The book is divided into five sections separated by Adinkra symbols. Each section is preoccupied with a unit of Black life. The poet values all diverse forms of expression such as music, hair, dance, and drawing, and language is at the center of each mode of expression. There is no expression without language, and as custodians of language, poets are modern griots.

At the height of the Black Lives Matter protests, the chant “Say Their Names” was echoed across the country to humanize the bodies and dreams wasted by gun violence. As a poet and custodian of language, the author writes psalms for the hundreds of bodies murdered across the Atlantic Ocean to guide them on their ancestral journeys across the seas. One of such people is Trayvon Benjamin Martin, renamed Trayvon Benjamin Akwasi Martin according to the Akan system of naming: “I name him Akwasi / whom you call Trayvon.” The poem “Kwasiada” explores what life would have looked like if Trayvon received his degree in aviation from FMU instead of the posthumous one he received. Trayvon’s original and Akan names along with many other victims of gun violence are inscribed in the outline of a Sankofa bird at the end of the poem. The bird represents a need to reflect on the past and build a better future. The image of the Sankofa bird is repeated several times throughout the book to “Say the Names” of other Black bodies lost to gun violence.

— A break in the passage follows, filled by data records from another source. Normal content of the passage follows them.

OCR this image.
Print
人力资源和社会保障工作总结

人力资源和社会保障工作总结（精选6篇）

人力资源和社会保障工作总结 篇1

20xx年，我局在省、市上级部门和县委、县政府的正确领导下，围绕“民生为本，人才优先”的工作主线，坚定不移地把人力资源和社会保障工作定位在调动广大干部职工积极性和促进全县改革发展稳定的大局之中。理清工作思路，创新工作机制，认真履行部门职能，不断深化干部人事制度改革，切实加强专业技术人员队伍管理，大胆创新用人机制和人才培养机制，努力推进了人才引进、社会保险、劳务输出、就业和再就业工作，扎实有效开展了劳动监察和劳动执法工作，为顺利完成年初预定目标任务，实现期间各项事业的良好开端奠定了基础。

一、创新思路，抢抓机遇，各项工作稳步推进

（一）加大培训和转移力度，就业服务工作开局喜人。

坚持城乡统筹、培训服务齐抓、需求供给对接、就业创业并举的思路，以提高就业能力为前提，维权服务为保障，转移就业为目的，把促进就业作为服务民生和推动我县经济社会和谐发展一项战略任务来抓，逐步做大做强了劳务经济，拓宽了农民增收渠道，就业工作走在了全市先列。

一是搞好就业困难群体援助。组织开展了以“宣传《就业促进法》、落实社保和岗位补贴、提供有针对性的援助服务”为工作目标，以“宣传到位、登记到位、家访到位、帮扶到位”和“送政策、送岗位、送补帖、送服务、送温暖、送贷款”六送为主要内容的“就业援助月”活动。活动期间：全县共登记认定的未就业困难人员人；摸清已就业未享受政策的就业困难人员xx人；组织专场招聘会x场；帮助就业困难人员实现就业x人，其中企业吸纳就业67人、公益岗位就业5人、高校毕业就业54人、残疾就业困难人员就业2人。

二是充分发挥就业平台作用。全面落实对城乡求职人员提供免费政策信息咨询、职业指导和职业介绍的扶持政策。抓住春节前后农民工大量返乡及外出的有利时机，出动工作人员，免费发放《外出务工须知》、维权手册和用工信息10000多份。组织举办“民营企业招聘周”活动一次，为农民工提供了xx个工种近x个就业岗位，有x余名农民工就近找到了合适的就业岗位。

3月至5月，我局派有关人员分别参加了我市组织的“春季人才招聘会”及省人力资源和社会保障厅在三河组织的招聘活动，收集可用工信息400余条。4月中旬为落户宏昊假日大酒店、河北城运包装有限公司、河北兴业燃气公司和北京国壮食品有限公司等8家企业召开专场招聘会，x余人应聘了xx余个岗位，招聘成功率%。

Trayvon Benjamin Martin, Sandra Annette Bland, Tarika Kaye Wilson, Charleena Chavon Lyles, Tamir Elijah Rice, Micheal Brown Jr, Freddie Carlos “Pepper” Gray, Emantic Fitzgerald Bradford Jr becomes Trayvon Benjamin Akwasi Martin, Sandra Annette Ama Bland, Tarika Kaye Afua Wilson, Charleena Chavon Yaa Lyles, Tamir Elijah Kwabena Rice, Micheal Kojo Brown Jr, Freddie Carlos Kweku “Pepper” Gray, Emantic Kweku Fitzgerald Bradford Jr respectively. 

The second poem in the book, “History of My Day,” is a recurring motif. It appears multiple times set in a different place and time. The poem explores how the author’s naming ceremony on the eighth day of the week, according to Ghana’s Akan tradition, marks their true birth. Subsequent poems show the evolution of the name and its impact on life. Names are used to tell the story of a body. The author calls it “Bodyglyphics”: “How many letters / can the body shape?” Language is used to draw the contours of the body, and names are little poems resting on each of us. The readers engage with the intellectual and philosophical nature of the text through visceral language that transports them to each time and place where the events are happening. The audience participates in the ceremony of naming and leaves with a deeper affection for the ways names preserve our stories.

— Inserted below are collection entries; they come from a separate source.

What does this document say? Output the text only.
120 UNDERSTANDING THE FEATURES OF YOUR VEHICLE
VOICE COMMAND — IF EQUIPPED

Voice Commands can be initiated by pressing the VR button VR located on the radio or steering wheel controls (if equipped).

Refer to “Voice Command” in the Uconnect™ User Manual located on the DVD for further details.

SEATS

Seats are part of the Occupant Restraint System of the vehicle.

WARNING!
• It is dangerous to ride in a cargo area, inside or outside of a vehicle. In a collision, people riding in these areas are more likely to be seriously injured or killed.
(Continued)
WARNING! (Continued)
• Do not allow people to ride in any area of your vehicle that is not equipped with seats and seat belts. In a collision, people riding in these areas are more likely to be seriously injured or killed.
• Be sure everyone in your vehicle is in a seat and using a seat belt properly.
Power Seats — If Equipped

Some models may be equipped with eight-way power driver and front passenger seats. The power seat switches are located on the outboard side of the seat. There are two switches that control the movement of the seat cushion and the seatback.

Dance and music are psalms that communicate Black joy. They are the circles at the cookout where a beat is transformed when it enters a Black body. Words roll off the contours of Black bodies as sound becomes movement and breathes new life into a song. Black joy is preserved in the community as people congregate to remind the body of its fluidity and powers of communication. Every dance, facial expression, and contour of the body is a psalm that communicates more than words ever could. A psalm is prayer and praise; it is solemn and rejoicing; and, most importantly, it is communication. Saltwater demands a psalm unless the fishermen are lost at sea.